Seneca was too busy trying to salvage the situation in his head to answer. The two needed medical treatment; he had noticed that the girl seemed to have lost the hearing in one ear. Maybe she could die under treatment and they'd be rid of her that way.
But before he could verbalize the thought, he received a message from the President, depriving him of his post and inviting him to dinner.
0-0-0-0
At the end of an epoch-making day, Cressida met with two men: Plutarch Heavensbee, one of the Gamesmasters, and Caesar Flickerman, TV interviewer.
"I did it," said Cressida. "I kept Seneca from killing Katniss several times, though it wouldn't have worked if the girl herself hadn't been so resourceful. And since Seneca kept his love life private and didn't give me credit for 'his' ideas, nobody suspects I was involved."

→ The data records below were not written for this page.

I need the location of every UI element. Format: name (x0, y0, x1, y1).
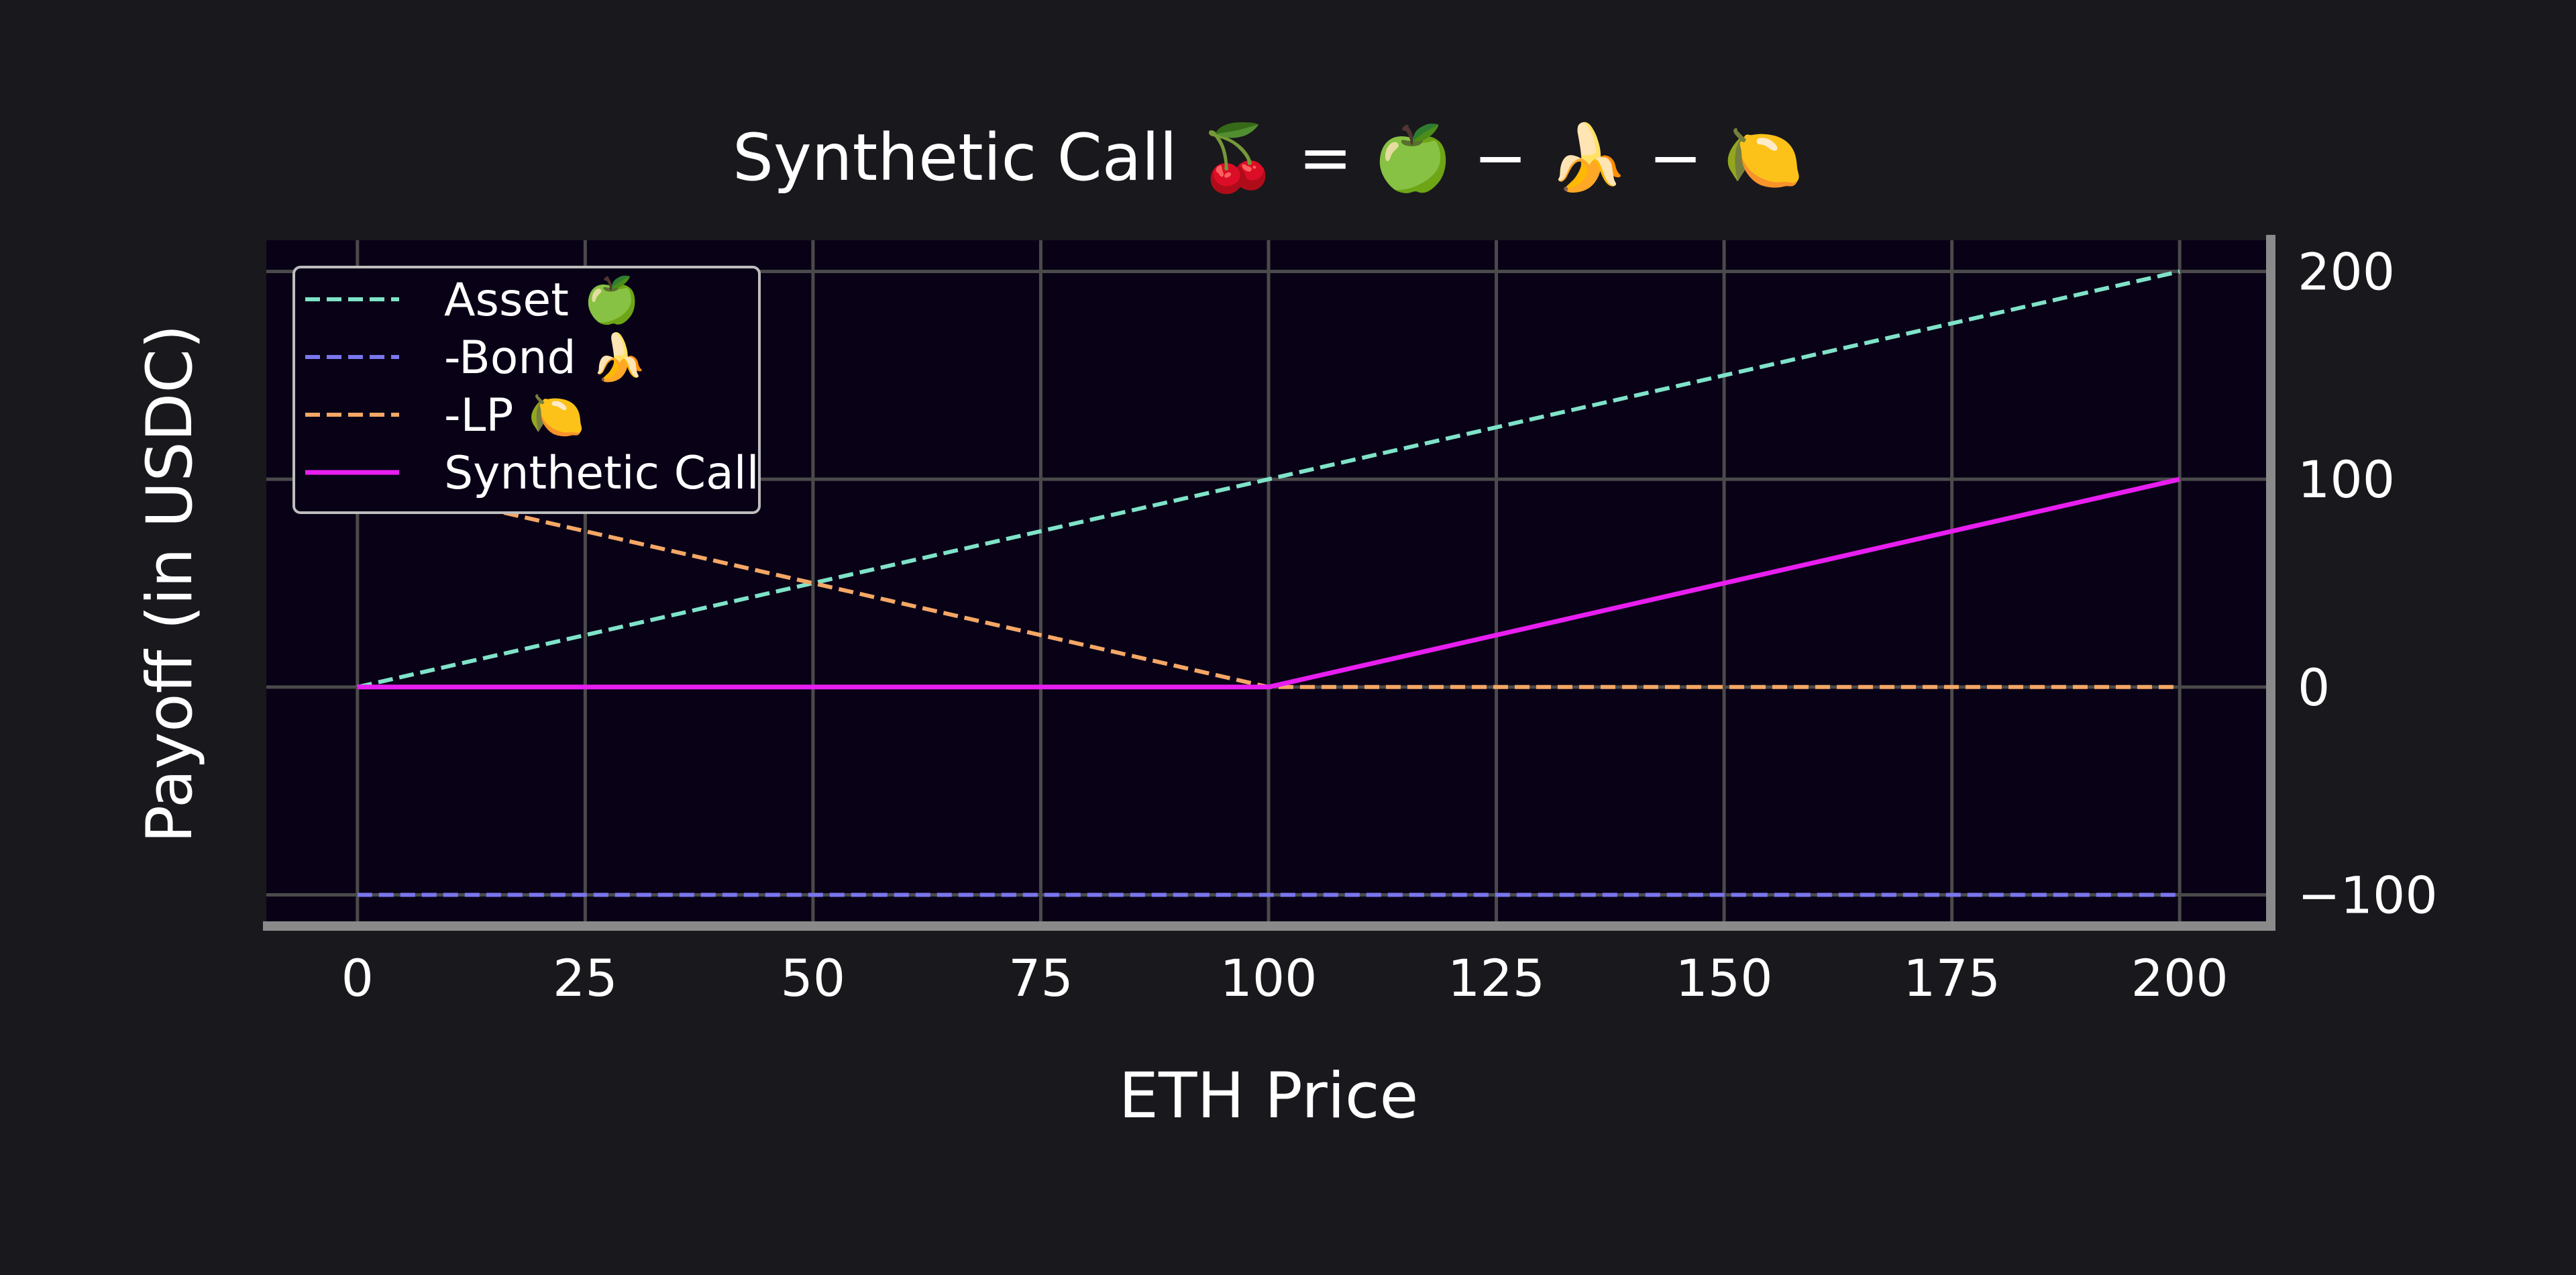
legend-label: Synthetic Call (444, 447, 759, 500)
y-tick-label: −100 (2298, 866, 2438, 925)
y-tick-label: 100 (2298, 450, 2395, 509)
series-group (357, 269, 2180, 897)
x-tick-label: 0 (341, 948, 374, 1008)
x-tick-label: 75 (1008, 948, 1073, 1008)
legend-label: -Bond 🍌 (444, 332, 647, 385)
legend-box (292, 266, 761, 514)
y-axis-label: Payoff (in USDC) (133, 324, 207, 843)
legend-label: Asset 🍏 (444, 274, 640, 327)
y-tick-label: 200 (2298, 242, 2395, 301)
y-tick-labels: −100 0 100 200 (2298, 242, 2438, 925)
chart-title: Synthetic Call 🍒 = 🍏 − 🍌 − 🍋 (733, 120, 1803, 196)
series-line-4 (357, 476, 2180, 690)
x-axis-label: ETH Price (1119, 1060, 1419, 1133)
x-tick-label: 125 (1448, 948, 1545, 1008)
series-line-1 (357, 269, 2180, 689)
x-tick-labels: 0 25 50 75 100 125 150 175 200 (341, 948, 2229, 1008)
x-tick-label: 50 (781, 948, 846, 1008)
legend: Asset 🍏-Bond 🍌-LP 🍋Synthetic Call (292, 266, 761, 514)
x-tick-label: 100 (1220, 948, 1317, 1008)
y-tick-label: 0 (2298, 658, 2330, 717)
legend-label: -LP 🍋 (444, 389, 585, 442)
x-tick-label: 200 (2131, 948, 2229, 1008)
x-tick-label: 150 (1676, 948, 1773, 1008)
x-tick-label: 175 (1903, 948, 2000, 1008)
x-tick-label: 25 (553, 948, 618, 1008)
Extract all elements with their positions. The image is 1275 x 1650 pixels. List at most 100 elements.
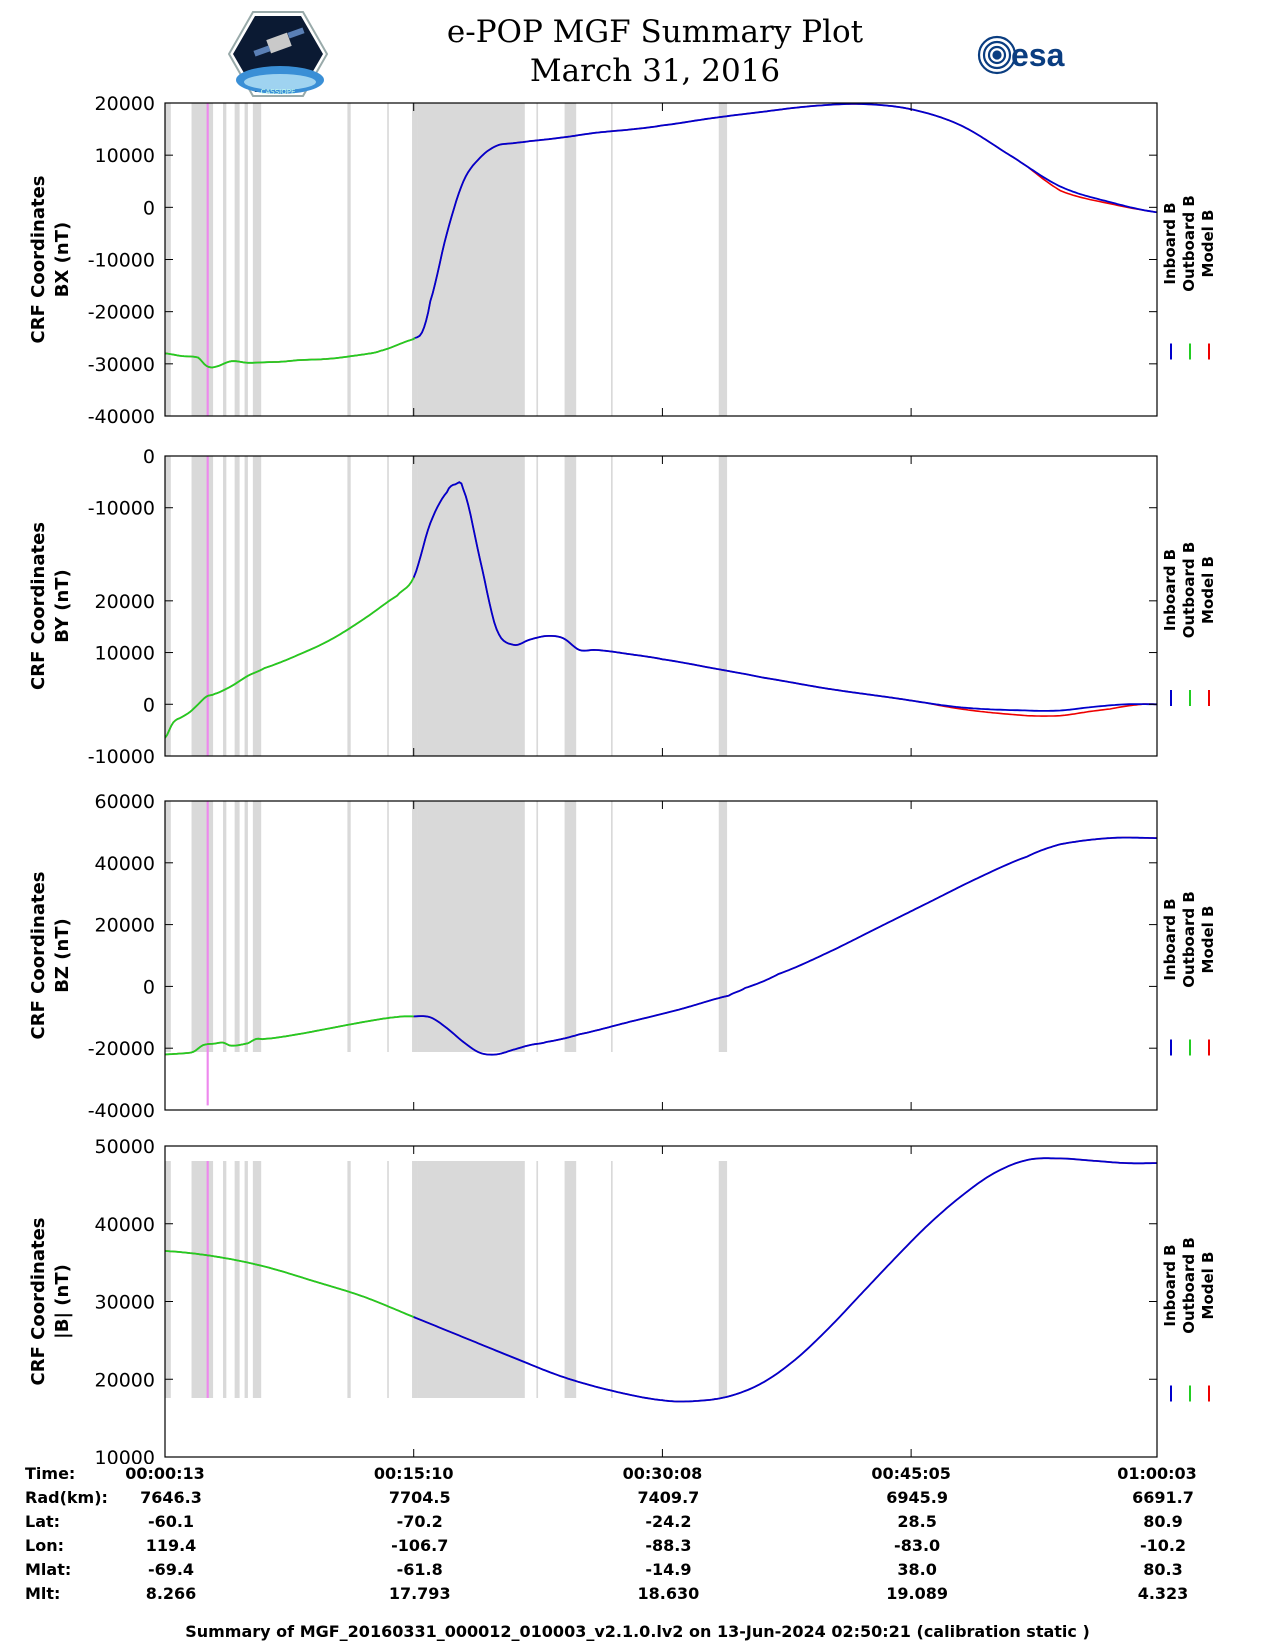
gap-band	[387, 801, 389, 1052]
info-value: 00:00:13	[125, 1464, 205, 1483]
info-row: Lon: 119.4 -106.7 -88.3 -83.0 -10.2	[0, 1536, 1275, 1560]
gap-band	[347, 103, 351, 416]
info-value: -106.7	[391, 1536, 449, 1555]
info-value: -10.2	[1139, 1536, 1187, 1555]
info-row-label: Lat:	[25, 1512, 61, 1531]
gap-band	[718, 1161, 728, 1398]
panel-3: -40000 -20000 0 20000 40000 60000 CRF Coordina…	[28, 791, 1217, 1122]
info-row-label: Mlt:	[25, 1584, 61, 1603]
gap-band	[536, 801, 539, 1052]
y-axis-label-bottom: BZ (nT)	[52, 918, 73, 993]
gap-band	[718, 801, 728, 1052]
legend-entry: Inboard B	[1161, 1244, 1179, 1326]
info-value: 80.3	[1143, 1560, 1183, 1579]
y-axis-label-top: CRF Coordinates	[28, 176, 49, 344]
info-value: 6691.7	[1132, 1488, 1194, 1507]
gap-band	[564, 103, 577, 416]
info-row: Time: 00:00:13 00:15:10 00:30:08 00:45:05 01:…	[0, 1464, 1275, 1488]
series-outboard-b	[165, 1015, 414, 1056]
gap-band	[611, 801, 613, 1052]
gap-band	[387, 103, 389, 416]
gap-band	[234, 801, 240, 1052]
y-tick-label: 20000	[95, 1369, 155, 1391]
series-inboard-b	[413, 836, 1157, 1056]
legend-entry: Inboard B	[1161, 202, 1179, 284]
gap-band	[718, 456, 728, 756]
gap-band	[347, 801, 351, 1052]
gap-band	[191, 801, 214, 1052]
gap-band	[412, 801, 418, 1052]
legend-entry: Model B	[1199, 556, 1217, 624]
data-gap-bands	[165, 1161, 728, 1398]
data-gap-bands	[165, 103, 728, 416]
gap-band	[223, 801, 227, 1052]
gap-band	[234, 1161, 240, 1398]
series-outboard-b	[165, 337, 416, 369]
y-tick-label: 0	[143, 694, 155, 716]
gap-band	[417, 1161, 525, 1398]
info-row-label: Lon:	[25, 1536, 64, 1555]
gap-band	[387, 456, 389, 756]
gap-band	[412, 1161, 418, 1398]
gap-band	[564, 1161, 577, 1398]
y-tick-label: 10000	[95, 1447, 155, 1464]
y-tick-label: 60000	[95, 791, 155, 813]
y-axis-label-top: CRF Coordinates	[28, 1218, 49, 1386]
panel-1: -40000 -30000 -20000 -10000 0 10000 20000 CRF C…	[28, 93, 1217, 428]
panel-4: 10000 20000 30000 40000 50000 CRF Coordinates…	[28, 1136, 1217, 1464]
info-value: -69.4	[147, 1560, 195, 1579]
info-value: 6945.9	[886, 1488, 948, 1507]
series-model-b	[165, 103, 1157, 369]
legend: Inboard B Outboard B Model B	[1161, 891, 1217, 1056]
y-tick-label: -40000	[88, 406, 155, 428]
y-tick-label: 0	[143, 446, 155, 468]
data-gap-bands	[165, 456, 728, 756]
gap-band	[611, 1161, 613, 1398]
series-outboard-b	[165, 577, 415, 739]
y-tick-label: 20000	[95, 93, 155, 115]
y-axis-label-top: CRF Coordinates	[28, 522, 49, 690]
gap-band	[412, 103, 418, 416]
legend-entry: Outboard B	[1180, 542, 1198, 639]
gap-band	[244, 1161, 248, 1398]
gap-band	[223, 103, 227, 416]
info-value: -61.8	[396, 1560, 443, 1579]
gap-band	[347, 456, 351, 756]
gap-band	[191, 103, 214, 416]
gap-band	[165, 801, 171, 1052]
info-row: Rad(km): 7646.3 7704.5 7409.7 6945.9 6691.7	[0, 1488, 1275, 1512]
y-tick-label: 50000	[95, 1136, 155, 1158]
gap-band	[234, 456, 240, 756]
y-tick-label: 20000	[95, 915, 155, 937]
gap-band	[191, 456, 214, 756]
summary-plots: -40000 -30000 -20000 -10000 0 10000 20000 CRF C…	[28, 93, 1217, 1464]
info-value: -70.2	[396, 1512, 443, 1531]
plot-frame	[164, 1145, 1158, 1458]
gap-band	[252, 1161, 262, 1398]
y-axis-label-bottom: BY (nT)	[52, 569, 73, 643]
info-value: -60.1	[147, 1512, 195, 1531]
y-axis-label-top: CRF Coordinates	[28, 872, 49, 1040]
info-value: 80.9	[1143, 1512, 1183, 1531]
info-value: -24.2	[645, 1512, 692, 1531]
legend-entry: Inboard B	[1161, 549, 1179, 631]
plot-frame	[164, 455, 1158, 757]
gap-band	[191, 1161, 214, 1398]
series-outboard-b	[165, 1250, 415, 1318]
legend-entry: Outboard B	[1180, 891, 1198, 988]
info-row-label: Rad(km):	[25, 1488, 108, 1507]
gap-band	[234, 103, 240, 416]
y-tick-label: 0	[143, 976, 155, 998]
gap-band	[417, 801, 525, 1052]
info-row-label: Mlat:	[25, 1560, 72, 1579]
esa-logo: esa	[977, 35, 1065, 75]
info-value: 00:30:08	[622, 1464, 703, 1483]
y-tick-label: -10000	[88, 250, 155, 272]
gap-band	[347, 1161, 351, 1398]
info-value: 7409.7	[637, 1488, 700, 1507]
gap-band	[252, 456, 262, 756]
info-value: 119.4	[145, 1536, 197, 1555]
gap-band	[252, 103, 262, 416]
chart-date: March 31, 2016	[529, 53, 781, 89]
info-value: 7646.3	[140, 1488, 202, 1507]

"Good work, Cressida," said Plutarch. "Though I'm sorry you had to consort with him."
"Don't worry. He WAS good in bed, and I'm not an idealist on the subject of sex. The important thing is, now we have a new kind of hero. Somebody who became heroic not by killing her competitors, but by defying the Rules of the Games. Being willing to sacrifice herself for her sister, for Rue, for Peeta. Everybody knows now, that Snow tried to go back on his word, and a 'mere' peasant girl called him on it."
"For me, this is a dream come true," said Caesar. He still looked like a clown, with dyed hair and heavy makeup, but his face was filled with true joy. "For years I've been trying to get the audience to feel for the Tributes, and failed. But two kids from an obscure District, and that crazy mentor of theirs, turned the trick. I don't think the Capitol people will be so callous about the Games again."
"Do you think we'll have Games again?" asked Cressida.
"I'm afraid so," said Plutarch. "Snow will insist on it. They've already offered me the position of the next Head Gamesmaster. But I think it will have much less popular support next year. Maybe, next time, we will be the ones to write the Rules of the Game."
THE END
(NOTE: The notion that Caesar was a secret rebel trying to raise sympathy for the Tributes is from a previous story I wrote, THOSE ABOUT TO DIE. The idea that the Careers are trained to maintain their alliance until the number of Tributes drops below an agreed-upon value, is from another story, ESPRIT DE CORPSE)
(NOTE: This is based on a mixture of the book and movie. Seneca is from the movie, but I departed from the implication that Heymitch suggested the double-victor rule to him).